Wednesday, May 12, 2010

Charred Corn and Mushroom Chowder

Inspired by the huge, ugly ear of mushroom that was dwelling in my produce drawer (YES, I put my mushrooms in the fridge, but always in a paper bag) I decided to whip up a batch of summery corn chowder, plus the ‘shroom. The musky flavor added a new depth to this standard preparation, and the grassy puree provided a top notch bright note. Cilantro would work well, too, especially if there were some green and red peppers thrown into the mix.
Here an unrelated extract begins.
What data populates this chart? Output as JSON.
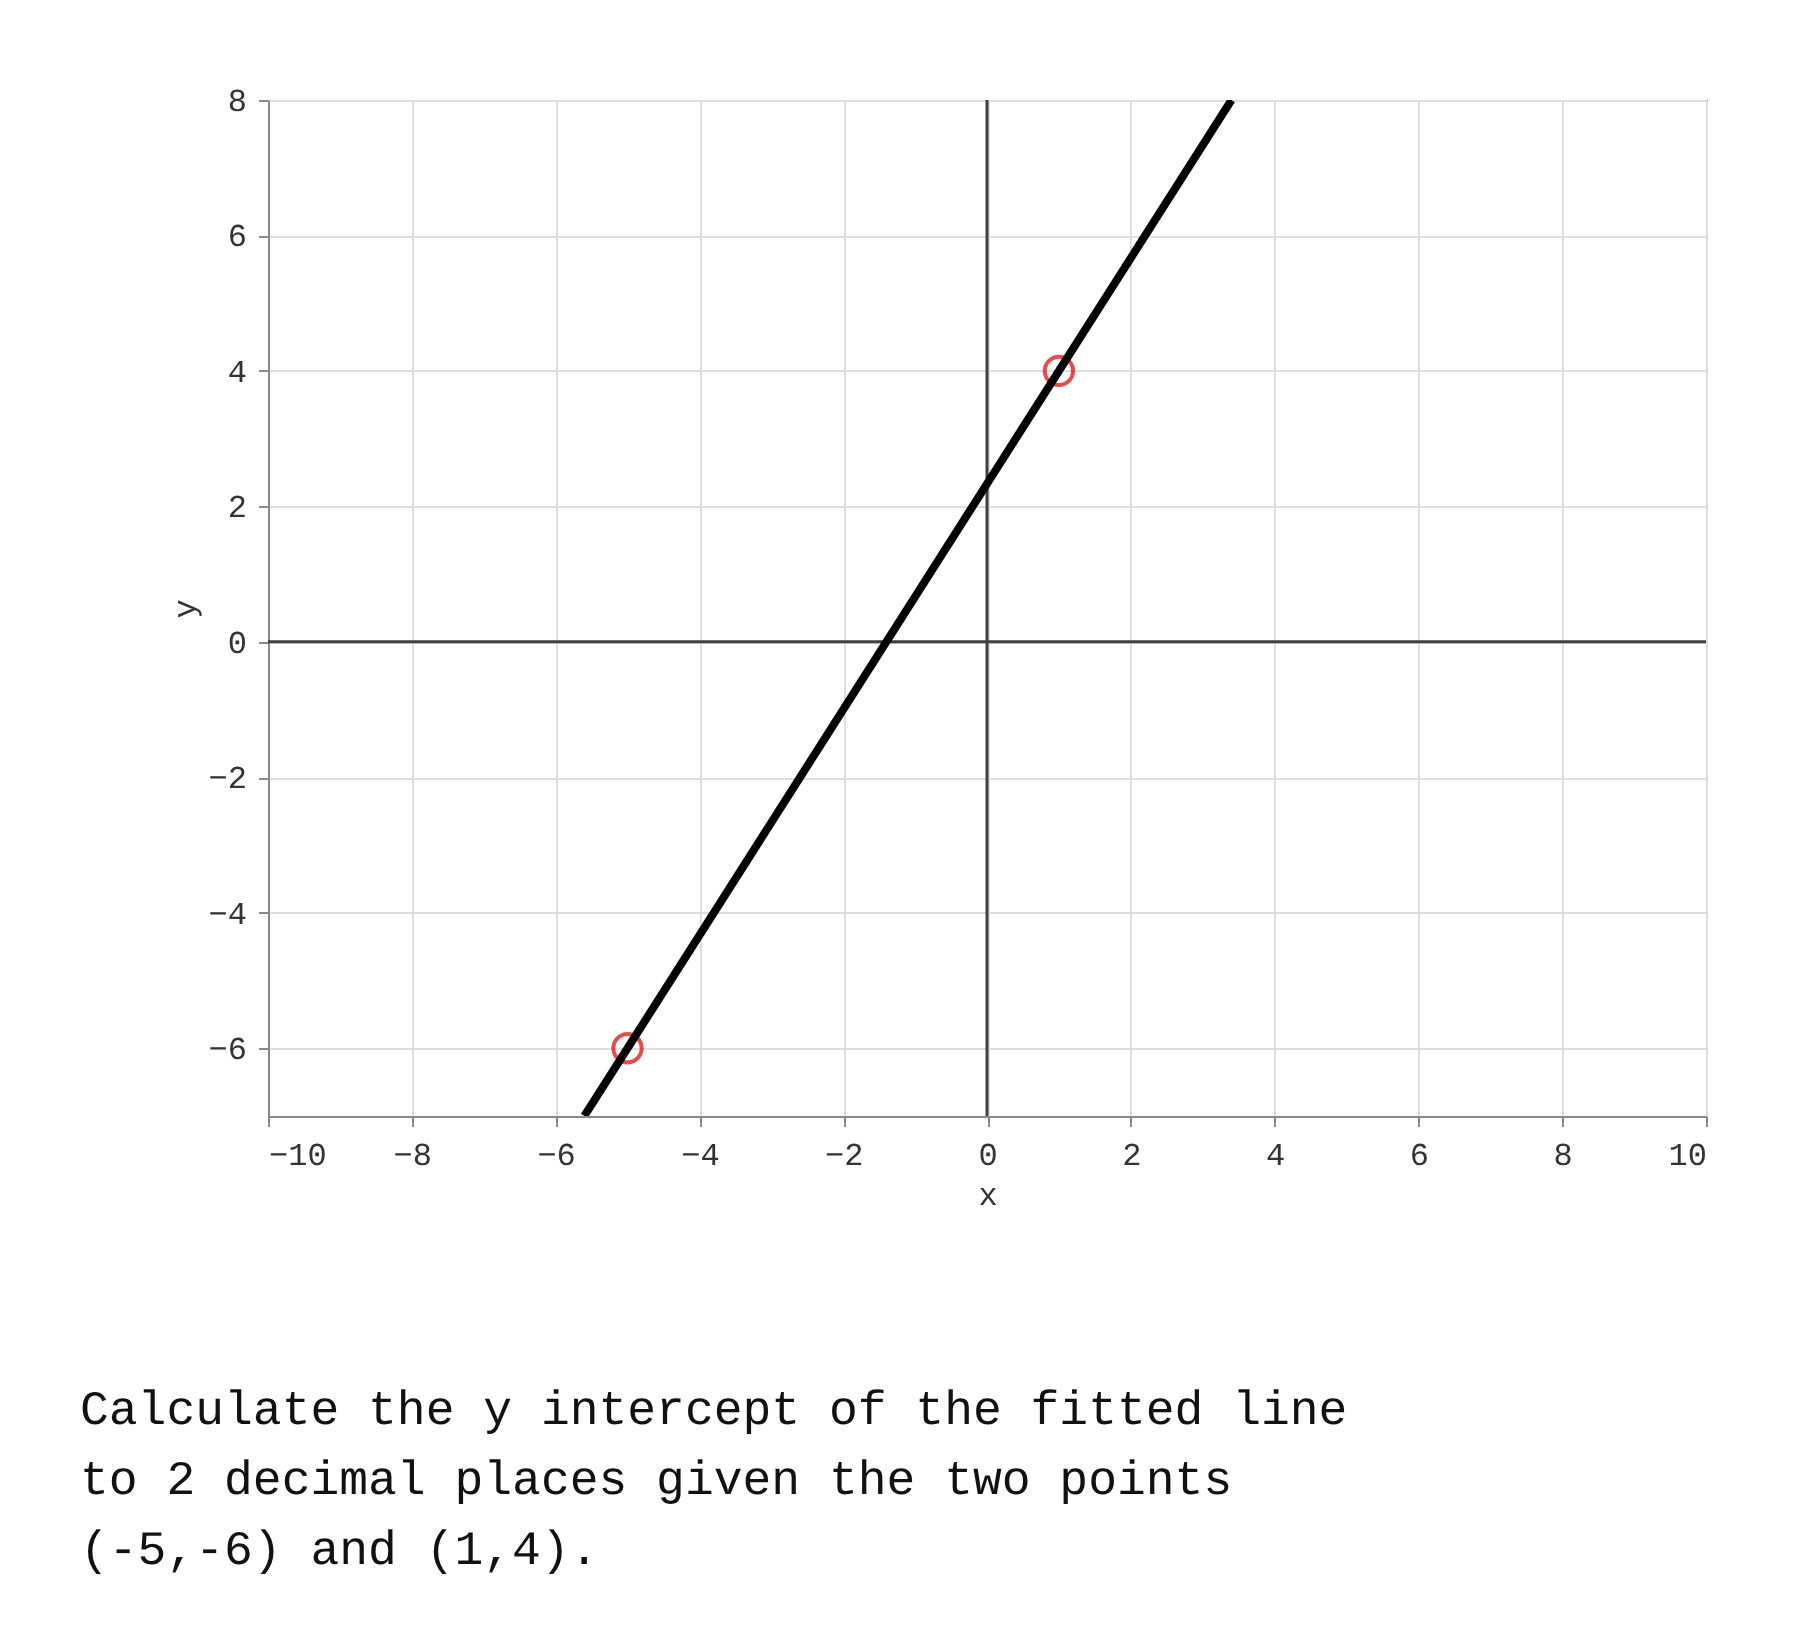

Charred Corn and Mushroom Chowder

3 tablespoons soy margarine or olive oil
1 pound bag frozen corn or 6 stalks fresh, kernels removed
2 cubes veg bouillon (enough for 4 cups broth)
1 medium onion, chopped
1 large potato, diced
2 large or 3 medium stalks celery, chopped
3 medium carrots, peeled, chopped
5 cloves garlic, minced
1 pound various mushrooms - mix of wild and button used here - chopped
1 - 2 cups unsweetened soymilk

Parsley Puree:
handful parsley
bunch scallions
1/4 cup olive oil
1 clove garlic
dash salt

In a heavy bottomed saute pan or saucepan with a cover, heat 1 tablespoon of oil until hot. Add your corn, toss once, and cover. Let them sizzle over high heat for about 4-5 minutes, until you see some smoke mix with the steam. Remove, still covered, and let sit 5 minutes. You should see a nice char on at least one surface of each kernel. This will add a smokiness to your chowder that is AWESOME paired with mushroom musk. Scrape up all the sticky bits with the corn and set in a bowl, aside.
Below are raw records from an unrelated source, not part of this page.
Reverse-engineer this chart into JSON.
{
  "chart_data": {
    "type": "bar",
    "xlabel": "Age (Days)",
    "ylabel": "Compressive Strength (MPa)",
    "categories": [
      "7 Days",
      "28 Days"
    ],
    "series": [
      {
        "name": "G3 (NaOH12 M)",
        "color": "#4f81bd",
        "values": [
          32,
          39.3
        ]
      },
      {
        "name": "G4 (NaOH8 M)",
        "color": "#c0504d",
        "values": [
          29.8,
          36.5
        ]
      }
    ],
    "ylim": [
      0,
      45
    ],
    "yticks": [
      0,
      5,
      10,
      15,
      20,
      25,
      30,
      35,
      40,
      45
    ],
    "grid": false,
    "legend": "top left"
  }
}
In a large soup pot, melt your soy butter. Add onions, carrots, celery and garlic, and cook until softened, about 5 minutes. Add mushrooms, saute 2 more minutes, or until they start to release their liquid. Add corn, potato, bouillon cubes, and 4 cups water - bring to boil, then lower heat and simmer until potatoes are tender, about 10 minutes.

With an immersion blender, or with a stand alone blender, puree the soup until it is thick, but leave some chunks of mushroom and potato for texture. Stir in soymilk. Salt and pepper to taste.

In your blender, pour oil, parsley, garlic, and chives, and pulse until well combined, scraping down the sides as needed. Salt to taste. Scrape into a bowl and chill.
















To serve: ladle soup into bowls. Add a little water to your chilled parsley puree, so that it has a dribble-able consistency. Drip a tablespoon of puree in a circle over the top of each bowl of soup. Serve with toasts and a citrus-y salad.